There's a symmetry there—I like travel for the same reasons I like the roles that I have taken on in my career path. That journey began 15 years ago in my early 20s with my first strategic marketing role in a Canadian pharmaceutical company. From there, I chose to follow a career path that might be considered ‘unconventional’. It has taken me through every phase of the product lifecycle and every clinical care setting. It has included strategic roles in the biotech, pharmaceutical, and patient advocacy sectors in Europe and North America. Strategic collaboration with patient communities in the development of treatments and health services to support them has been a key constant in the roles that I chose. The other constant was to challenge myself to do something different with every step forward.
In developing treatments for Rare Diseases, often there is no convenient, ready-to-use roadmap that everyone can follow.
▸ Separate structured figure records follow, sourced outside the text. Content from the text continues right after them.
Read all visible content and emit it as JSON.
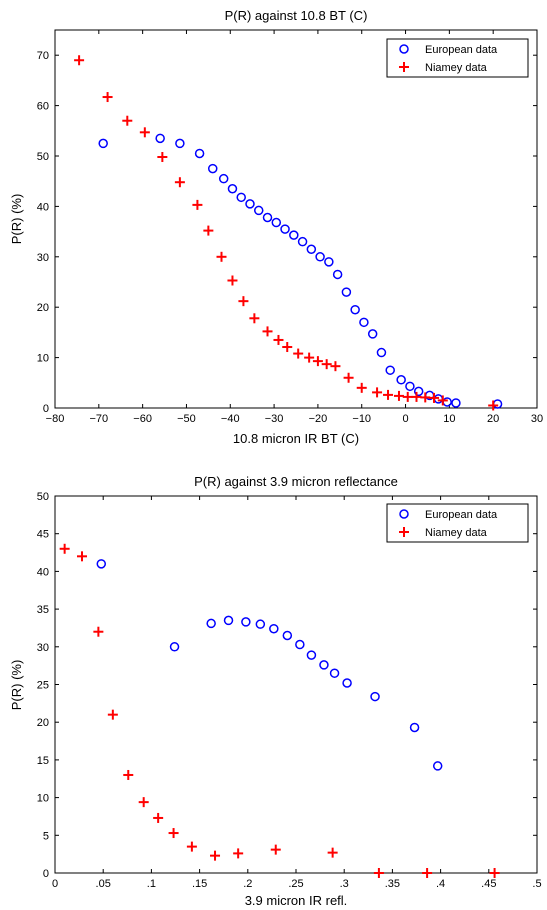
{
  "chart_data": [
    {
      "type": "scatter",
      "title": "P(R) against 10.8 BT (C)",
      "xlabel": "10.8 micron IR BT (C)",
      "ylabel": "P(R) (%)",
      "xlim": [
        -80,
        30
      ],
      "ylim": [
        0,
        75
      ],
      "xticks": [
        -80,
        -70,
        -60,
        -50,
        -40,
        -30,
        -20,
        -10,
        0,
        10,
        20,
        30
      ],
      "yticks": [
        0,
        10,
        20,
        30,
        40,
        50,
        60,
        70
      ],
      "grid": false,
      "legend_position": "top-right",
      "series": [
        {
          "name": "European data",
          "marker": "circle",
          "color": "#0000ff",
          "x": [
            -69,
            -56,
            -51.5,
            -47,
            -44,
            -41.5,
            -39.5,
            -37.5,
            -35.5,
            -33.5,
            -31.5,
            -29.5,
            -27.5,
            -25.5,
            -23.5,
            -21.5,
            -19.5,
            -17.5,
            -15.5,
            -13.5,
            -11.5,
            -9.5,
            -7.5,
            -5.5,
            -3.5,
            -1,
            1,
            3,
            5.5,
            7.5,
            9.5,
            11.5,
            21
          ],
          "y": [
            52.5,
            53.5,
            52.5,
            50.5,
            47.5,
            45.5,
            43.5,
            41.8,
            40.5,
            39.2,
            37.8,
            36.8,
            35.5,
            34.3,
            33,
            31.5,
            30,
            29,
            26.5,
            23,
            19.5,
            17,
            14.7,
            11,
            7.5,
            5.6,
            4.3,
            3.3,
            2.5,
            1.8,
            1.2,
            1,
            0.8
          ]
        },
        {
          "name": "Niamey data",
          "marker": "plus",
          "color": "#ff0000",
          "x": [
            -74.5,
            -68,
            -63.5,
            -59.5,
            -55.5,
            -51.5,
            -47.5,
            -45,
            -42,
            -39.5,
            -37,
            -34.5,
            -31.5,
            -29,
            -27,
            -24.5,
            -22,
            -20,
            -18,
            -16,
            -13,
            -10,
            -6.5,
            -4,
            -1.5,
            0.5,
            2.5,
            4.5,
            6.5,
            8.5,
            20
          ],
          "y": [
            69,
            61.7,
            57,
            54.7,
            49.8,
            44.8,
            40.3,
            35.2,
            30,
            25.3,
            21.2,
            17.8,
            15.2,
            13.5,
            12.1,
            10.8,
            10,
            9.3,
            8.7,
            8.3,
            6,
            4,
            3.1,
            2.6,
            2.4,
            2.2,
            2.2,
            2.1,
            2,
            1.5,
            0.5
          ]
        }
      ]
    },
    {
      "type": "scatter",
      "title": "P(R) against 3.9 micron reflectance",
      "xlabel": "3.9 micron IR refl.",
      "ylabel": "P(R) (%)",
      "xlim": [
        0,
        0.5
      ],
      "ylim": [
        0,
        50
      ],
      "xticks": [
        0,
        0.05,
        0.1,
        0.15,
        0.2,
        0.25,
        0.3,
        0.35,
        0.4,
        0.45,
        0.5
      ],
      "yticks": [
        0,
        5,
        10,
        15,
        20,
        25,
        30,
        35,
        40,
        45,
        50
      ],
      "grid": false,
      "legend_position": "top-right",
      "series": [
        {
          "name": "European data",
          "marker": "circle",
          "color": "#0000ff",
          "x": [
            0.048,
            0.124,
            0.162,
            0.18,
            0.198,
            0.213,
            0.227,
            0.241,
            0.254,
            0.266,
            0.279,
            0.29,
            0.303,
            0.332,
            0.373,
            0.397
          ],
          "y": [
            41,
            30,
            33.1,
            33.5,
            33.3,
            33,
            32.4,
            31.5,
            30.3,
            28.9,
            27.6,
            26.5,
            25.2,
            23.4,
            19.3,
            14.2
          ]
        },
        {
          "name": "Niamey data",
          "marker": "plus",
          "color": "#ff0000",
          "x": [
            0.01,
            0.028,
            0.045,
            0.06,
            0.076,
            0.092,
            0.107,
            0.123,
            0.142,
            0.166,
            0.19,
            0.229,
            0.288,
            0.336,
            0.386,
            0.456
          ],
          "y": [
            43,
            42,
            32,
            21,
            13,
            9.4,
            7.3,
            5.3,
            3.5,
            2.3,
            2.6,
            3.1,
            2.7,
            0,
            0,
            0
          ]
        }
      ]
    }
  ]
}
The clinical literature is limited, the “right” endpoints are to be determined, and the day-to-day life experience of the people who are affected is vastly uncharted territory. This presents enormous challenges that rare disease clinical programs must overcome to succeed. It’s necessary to try new approaches, to do things that haven’t been done before, and to do them well. It pushes the boundaries of every stakeholder’s comfort zone—investigators, sponsors, patient organizations, regulators.
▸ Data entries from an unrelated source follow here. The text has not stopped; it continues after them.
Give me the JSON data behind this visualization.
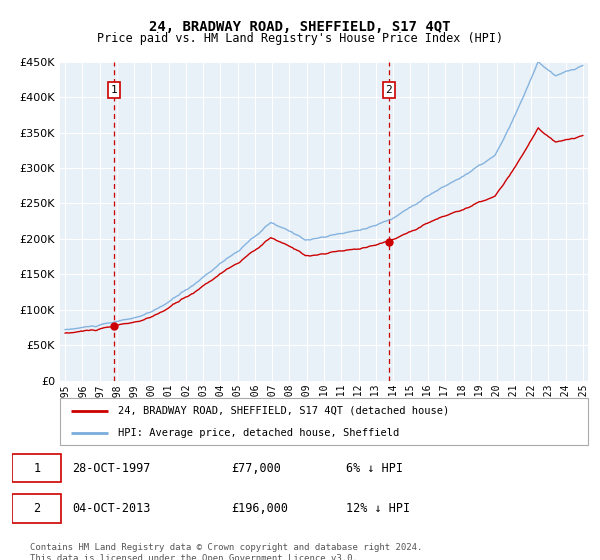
{
  "title": "24, BRADWAY ROAD, SHEFFIELD, S17 4QT",
  "subtitle": "Price paid vs. HM Land Registry's House Price Index (HPI)",
  "sale1_date_label": "28-OCT-1997",
  "sale1_price": 77000,
  "sale1_hpi_note": "6% ↓ HPI",
  "sale2_date_label": "04-OCT-2013",
  "sale2_price": 196000,
  "sale2_hpi_note": "12% ↓ HPI",
  "legend_property": "24, BRADWAY ROAD, SHEFFIELD, S17 4QT (detached house)",
  "legend_hpi": "HPI: Average price, detached house, Sheffield",
  "footer": "Contains HM Land Registry data © Crown copyright and database right 2024.\nThis data is licensed under the Open Government Licence v3.0.",
  "hpi_color": "#7aaddc",
  "property_color": "#cc0000",
  "vline_color": "#cc0000",
  "ylim": [
    0,
    450000
  ],
  "yticks": [
    0,
    50000,
    100000,
    150000,
    200000,
    250000,
    300000,
    350000,
    400000,
    450000
  ],
  "plot_bg_color": "#e8f0f8",
  "grid_color": "#ffffff",
  "sale1_x": 1997.83,
  "sale2_x": 2013.75,
  "xlim_left": 1994.7,
  "xlim_right": 2025.3
}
The sense of urgency for rare disease studies to succeed is immense. When a study fails to thrive and meet recruitment and retention milestones, it’s a devastating loss for the patient community and for a sponsor.
Creating that path to success for a rare disease clinical trial takes close collaboration between sponsors, patient communities, regulators, and sites. That’s where my role, as Manager of Patient Advocacy & Engagement, in PRA’s Center for Rare Diseases comes in. I work with both sponsors and patient advocacy organizations to help find that path to success, from protocol development to study implementation.
It’s an exciting role to say the least, one that didn’t exist in the CRO industry until very recently. PRA’s Center for Rare Diseases has been a true pioneer in that sense, re-engineering how the Center supports and engages with both sponsors and patient organizations to enable that vital collaboration.
No two days are ever the same for me. Each challenge is unique, and each day I’m able to apply a broad cross section of my diverse experience and expertise to help rare disease studies succeed. Being part of the extraordinary multidisciplinary team within the Center for Rare Diseases means constantly being able to exchange with colleagues who bring a wide variety of perspectives to tackling a challenge. It’s a role that is as energizing as it is challenging.
It’s also a true privilege to work with exceptional individuals with incredible passion for bringing new treatments to people affected by rare disease—whether they are on the sponsor’s team or serving patient communities through an advocacy organization or within PRA. We’re all a team, facing the risks and uncertainties together, and determined to find that path to success for each rare disease study.